From neighboring churches clocks began striking twelve. The noises from the street subsided. Only an occasional footfall was heard or a cart rumbling past. Sometimes a shrill voice broke the stillness, sometimes a drunken song.
The girls slept.
At dawn a cool breeze moved the dingy window curtain. Maggy woke and peered through the gray light at Alexandra, sleeping.
She looked as though she were dead and at peace.
Maggy wondered if that was the better fate.
VI
De Freyne did not seem to notice the efforts of the two girls in obeying his instructions to smarten up their appearance: he said nothing. But for all that, the change did not escape him. Maggy, in the draped cashmere affair struck him as likely to appeal to a Jew or a gentleman from Manchester. He had a particular individual of each type in his mind, and awaited a propitious moment for exploiting her to one or the other.

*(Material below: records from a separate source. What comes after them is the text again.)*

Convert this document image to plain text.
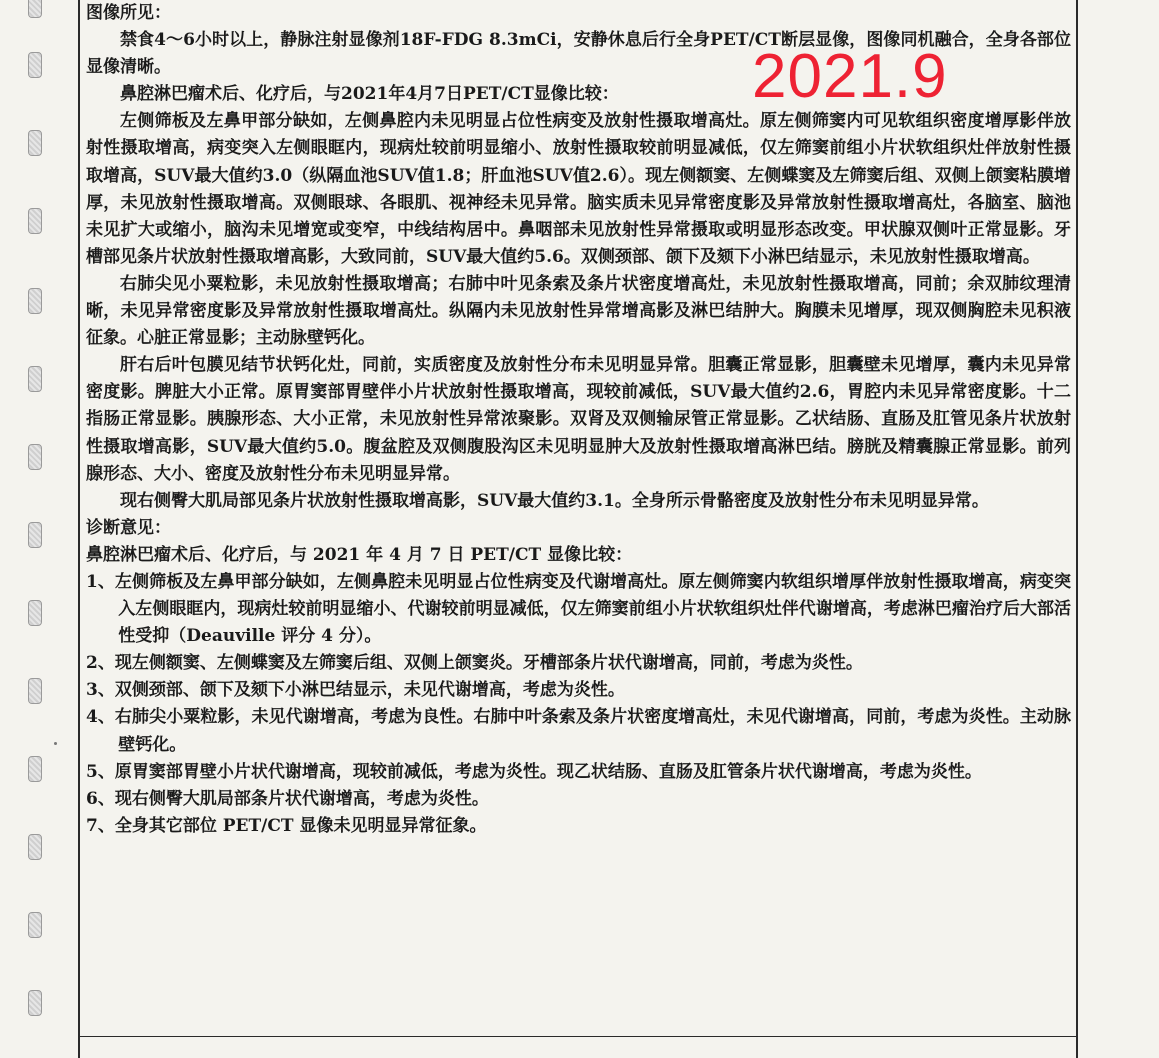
图像所见：

禁食4～6小时以上，静脉注射显像剂18F-FDG 8.3mCi，安静休息后行全身PET/CT断层显像，图像同机融合，全身各部位显像清晰。

鼻腔淋巴瘤术后、化疗后，与2021年4月7日PET/CT显像比较：

左侧筛板及左鼻甲部分缺如，左侧鼻腔内未见明显占位性病变及放射性摄取增高灶。原左侧筛窦内可见软组织密度增厚影伴放射性摄取增高，病变突入左侧眼眶内，现病灶较前明显缩小、放射性摄取较前明显减低，仅左筛窦前组小片状软组织灶伴放射性摄取增高，SUV最大值约3.0（纵隔血池SUV值1.8；肝血池SUV值2.6）。现左侧额窦、左侧蝶窦及左筛窦后组、双侧上颌窦粘膜增厚，未见放射性摄取增高。双侧眼球、各眼肌、视神经未见异常。脑实质未见异常密度影及异常放射性摄取增高灶，各脑室、脑池未见扩大或缩小，脑沟未见增宽或变窄，中线结构居中。鼻咽部未见放射性异常摄取或明显形态改变。甲状腺双侧叶正常显影。牙槽部见条片状放射性摄取增高影，大致同前，SUV最大值约5.6。双侧颈部、颌下及颏下小淋巴结显示，未见放射性摄取增高。

右肺尖见小粟粒影，未见放射性摄取增高；右肺中叶见条索及条片状密度增高灶，未见放射性摄取增高，同前；余双肺纹理清晰，未见异常密度影及异常放射性摄取增高灶。纵隔内未见放射性异常增高影及淋巴结肿大。胸膜未见增厚，现双侧胸腔未见积液征象。心脏正常显影；主动脉壁钙化。

肝右后叶包膜见结节状钙化灶，同前，实质密度及放射性分布未见明显异常。胆囊正常显影，胆囊壁未见增厚，囊内未见异常密度影。脾脏大小正常。原胃窦部胃壁伴小片状放射性摄取增高，现较前减低，SUV最大值约2.6，胃腔内未见异常密度影。十二指肠正常显影。胰腺形态、大小正常，未见放射性异常浓聚影。双肾及双侧输尿管正常显影。乙状结肠、直肠及肛管见条片状放射性摄取增高影，SUV最大值约5.0。腹盆腔及双侧腹股沟区未见明显肿大及放射性摄取增高淋巴结。膀胱及精囊腺正常显影。前列腺形态、大小、密度及放射性分布未见明显异常。

现右侧臀大肌局部见条片状放射性摄取增高影，SUV最大值约3.1。全身所示骨骼密度及放射性分布未见明显异常。

诊断意见：

鼻腔淋巴瘤术后、化疗后，与 2021 年 4 月 7 日 PET/CT 显像比较：

1、左侧筛板及左鼻甲部分缺如，左侧鼻腔未见明显占位性病变及代谢增高灶。原左侧筛窦内软组织增厚伴放射性摄取增高，病变突入左侧眼眶内，现病灶较前明显缩小、代谢较前明显减低，仅左筛窦前组小片状软组织灶伴代谢增高，考虑淋巴瘤治疗后大部活性受抑（Deauville 评分 4 分）。

2、现左侧额窦、左侧蝶窦及左筛窦后组、双侧上颌窦炎。牙槽部条片状代谢增高，同前，考虑为炎性。

3、双侧颈部、颌下及颏下小淋巴结显示，未见代谢增高，考虑为炎性。

4、右肺尖小粟粒影，未见代谢增高，考虑为良性。右肺中叶条索及条片状密度增高灶，未见代谢增高，同前，考虑为炎性。主动脉壁钙化。

5、原胃窦部胃壁小片状代谢增高，现较前减低，考虑为炎性。现乙状结肠、直肠及肛管条片状代谢增高，考虑为炎性。

6、现右侧臀大肌局部条片状代谢增高，考虑为炎性。

7、全身其它部位 PET/CT 显像未见明显异常征象。

2021.9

For the next few days the attention of the girls would have to be devoted to rehearsals, not men.
De Freyne's exploitation of his chorus naturally had it roots in commercialism and self-interest. The girls themselves very seldom thanked him for his introductions. They were astute enough to understand that the advantage was at least mutual. Not that De Freyne expected any thanks. It was a trite observation of his that theatrical people were the most ungrateful lot in the world. He himself was a shining illustration of the dictum, but that did not lessen its truth. He got his "turn" from his wealthy stage-door dilettanti. It might be a social one in the shape of admittance to elevated circles; a select club, a shooting party, a cruise on a big yacht. Sometimes it was an invitation by a young and indiscreet member of the peerage to his country house and a photograph in the illustrated papers to proclaim it. De Freyne was very partial to reading beneath the group: "From left to right: The Marquis of Perth, Lady Angela Coniston, Sir Francis Manningtree, Mr. De Freyne...." This was prestige dear to his heart. He toed the line successfully between Society and Bohemianism. Most of the rich rascals and all the rich fools of the world were at his service.
But what gave him most satisfaction was to be able to put an important City man under an obligation. It often resulted in special information concerning stocks and shares that brought him large profits. He would have sacrificed any girl's reputation for a one-fourth per cent. turn of the market, and frequently did so.
In this regard he mentally pigeon-holed Maggy. It would not be difficult to find her a partner in the dance to which he should set the Mephistophelean measure. Alexandra he looked at with a cold eye. He wasn't sure of her. He had nothing to say against her looks, but he had no use for prudish high-steppers. Quick of apprehension where girls were concerned, he put her down in that category. The chorus would bear thinning out a bit. As a matter of policy, De Freyne always engaged more girls than he wanted.
For another week rehearsals went on, growing more frequent and longer. The clever stage-manager goes nearer creating silk purses out of sows' ears than any human being. No one in the early days of rehearsal would associate the pouting, obtuse, wooden young woman with the airy fairy sylphs who ravish the eye on a first night; yet they are one and the same, trained by methods similar to those used in schooling performing animals, by coaxing, bullying and inexhaustible patience.